## Counting and Zipf's Law

Let's extend our counting skills to see what Zipf's Law looks like in Greek.

The first cell below just loads two long texts:  don't worry yet about how it works, but notice that at the end, we've created a named String value called `iliad` and a named String value called `scholia`.

In [None]:
import scala.io.Source
val iliadUrl = "https://raw.githubusercontent.com/neelsmith/summer2020nbs/master/data/iliad-dipl.txt"
val scholiaUrl = "https://raw.githubusercontent.com/neelsmith/summer2020nbs/master/data/scholia-dipl.txt"

val iliad = Source.fromURL(iliadUrl).mkString("")
val scholia = Source.fromURL(scholiaUrl).mkString("")

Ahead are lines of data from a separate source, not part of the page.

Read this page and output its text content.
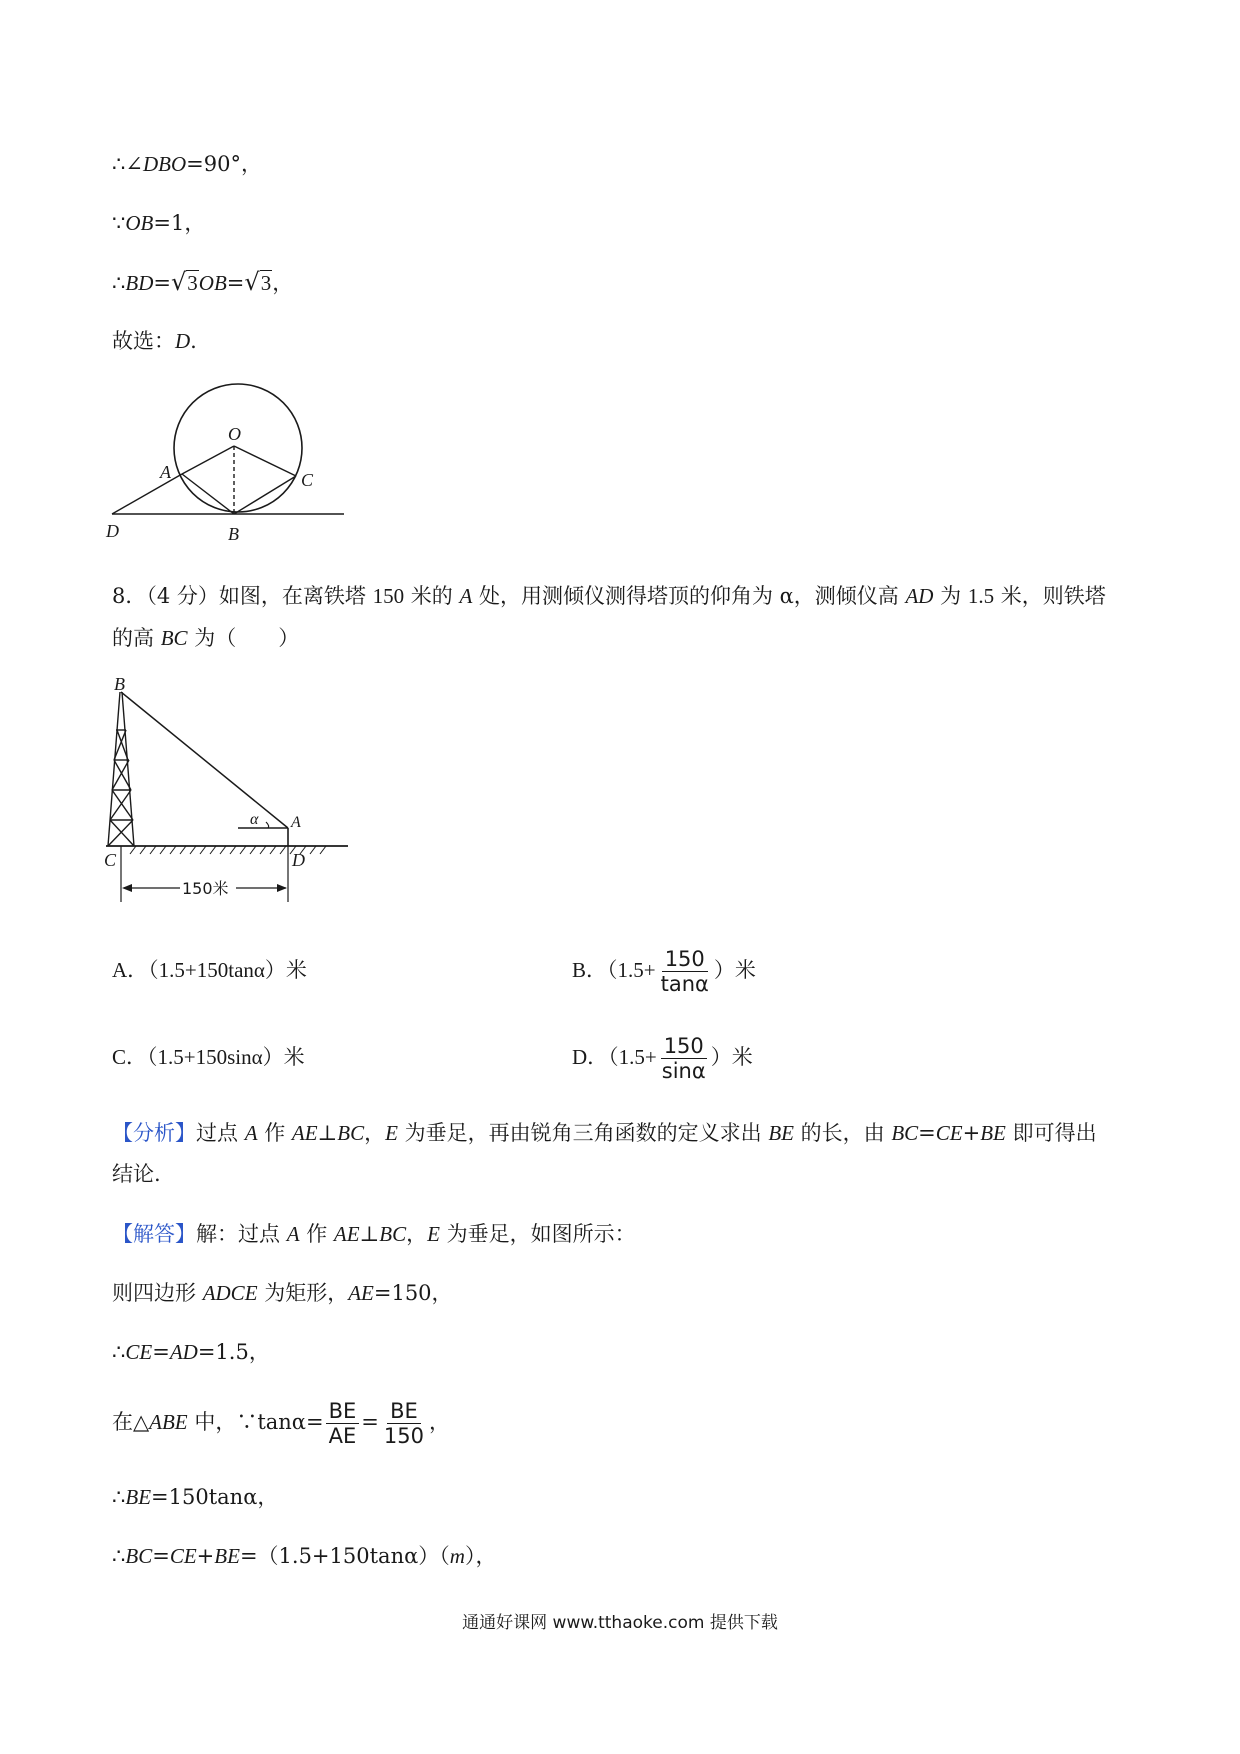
∴∠DBO=90°，
∵OB=1，
∴BD=√3OB=√3，
故选：D.
O
A	C
D	B
8．（4 分）如图，在离铁塔 150 米的 A 处，用测倾仪测得塔顶的仰角为 α，测倾仪高 AD 为 1.5 米，则铁塔
的高 BC 为（　　）
150米
B
α A
C	D
A．（1.5+150tanα）米	B．（$1.5+ \frac{150}{\tan\alpha}$ ）米
C．（1.5+150sinα）米	D．（$1.5+ \frac{150}{\sin\alpha}$ ）米
【分析】过点 A 作 AE⊥BC，E 为垂足，再由锐角三角函数的定义求出 BE 的长，由 BC=CE+BE 即可得出
结论.
【解答】解：过点 A 作 AE⊥BC，E 为垂足，如图所示：
则四边形 ADCE 为矩形，AE=150，
∴CE=AD=1.5，
在△ABE 中，∵tanα= $\frac{BE}{AE} = \frac{BE}{150}$ ，
∴BE=150tanα，
∴BC=CE+BE=（1.5+150tanα）（m），
通通好课网 www.tthaoke.com 提供下载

Ever wonder how long the Venetus A *Iliad* or *scholia* are?

In [None]:
iliad.size
scholia.size


## Is the *Iliad* Zipfie?

So let's count "words".  We could spend a long time deciding what a word is, but let's keep it simple today by:

1. throwing away some punctuation characters
2. then splitting the long text on whitespace



In [None]:
// We'll learn more later about what's going on here: the list of
// characters inside square brackets is actually a *regular expression*
val stripped = iliad.replaceAll("[,·\\.:~]", "")
// The expression [ ] means "one or more occurrences of any Whitespace character"
val words = stripped.split("[ \n]+").toVector

// Print first 100 words to see if they look right...
println(words.take(100))

In [None]:
val grouped = words.groupBy( w => w).toVector
val frequencies = grouped.map{ case (word, wordList) => (word, wordList.size)}

In [None]:
val mostToFewest = frequencies.sortBy{ case (w,freq) => freq }.reverse
println(mostToFewest.take(100))

In [None]:
// Make plotly libraries available to this notebook:
import $ivy.`org.plotly-scala::plotly-almond:0.7.1`
// Import plotly libraries, and set display defaults suggested for use in Jupyter NBs:
import plotly._, plotly.element._, plotly.layout._, plotly.Almond._
repl.pprinter() = repl.pprinter().copy(defaultHeight = 3)

In [None]:
val words = mostToFewest.map(frequency => frequency._1)
val counts = mostToFewest.map(frequency => frequency._2)

val zipf = Vector(
  Bar(x = words, y = counts)
)
plot(zipf)

## Can you do this for the *scholia*?